Uma lamentável noite
O crepúsculo estava em seu ápice, repleto das mais belas constelações que resolveram contemplar aquela noite. A tempestade inundava as ruas com uma fúria mortal. Não poderia haver ninguém nas ruas, exposto a leve correnteza que se formava próximo ao escoadouro das esquinas daquela cidade pequena. Porém, uma jovem corria. Dobrando as esquinas e esquivando dos carros que se encontravam estacionados paralelamente sob a calçada. Um carro prateado em alta velocidade, quase derrapando, parou próximo a ela.

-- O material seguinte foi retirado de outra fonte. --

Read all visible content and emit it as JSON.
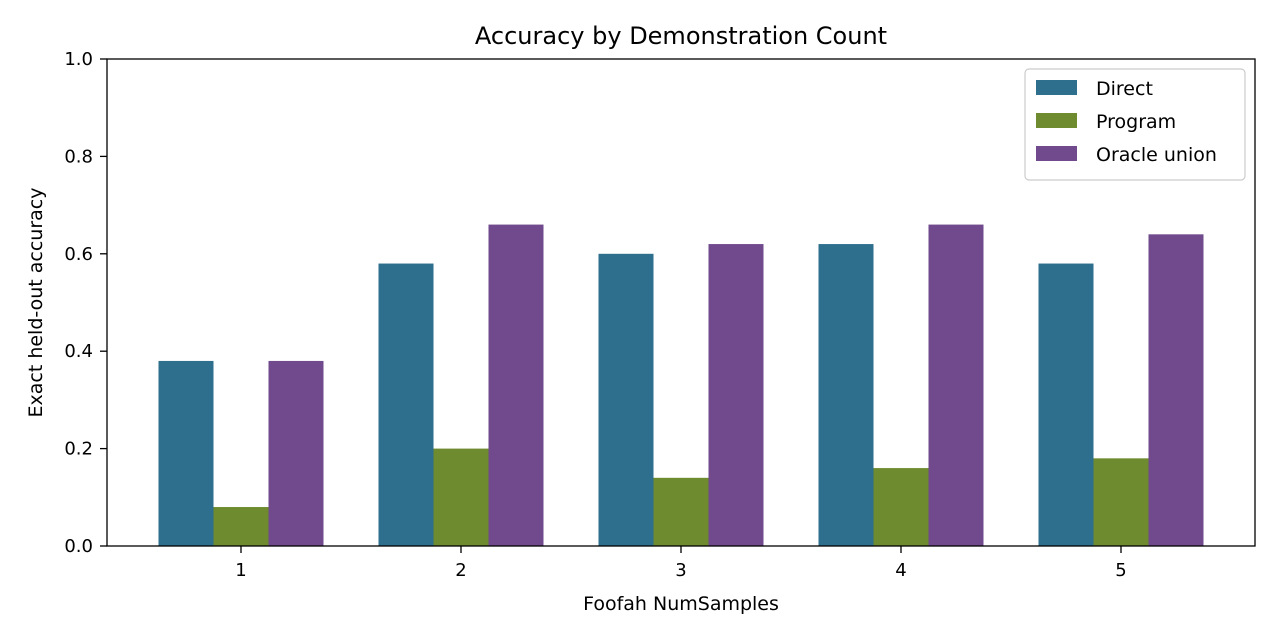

Um homem desceu do automóvel desesperadamente, mas a jovem, sem olhar para a feição de angústia e desespero que aquele homem estava, continuo correndo, sem rumo. O homem se lançou de joelhos ao asfalto e gritou:
— Lisa, por favor, eu te amo!
Com um lampejo brutal de indignação, ela parou e virou. Seu olhar era mortal e penetrante, mas ela caminhou com toda a raiva súbita que a torturava naquela noite. Ao chegar diante do homem, o desprezo e tristeza tomou posse de cada célula e fibra que se contraiam em todos seus músculos. Ela robusteceu e seu olhar se transformou em pura tristeza. Ela chorou.
— Como foi capaz dirigir essas palavras de novo a mim? — Disse a jovem cuspindo as palavras e removendo os cabelos ruivos que cobriram seu rosto devido a chuva que ainda salpicada pela cidade . — O fato de você ter me traído, Júlio, não é o pior para mim, mas é por saber que você nunca me amou.
A feição e o olhar do homem diante dela se transformavam em pura vergonha.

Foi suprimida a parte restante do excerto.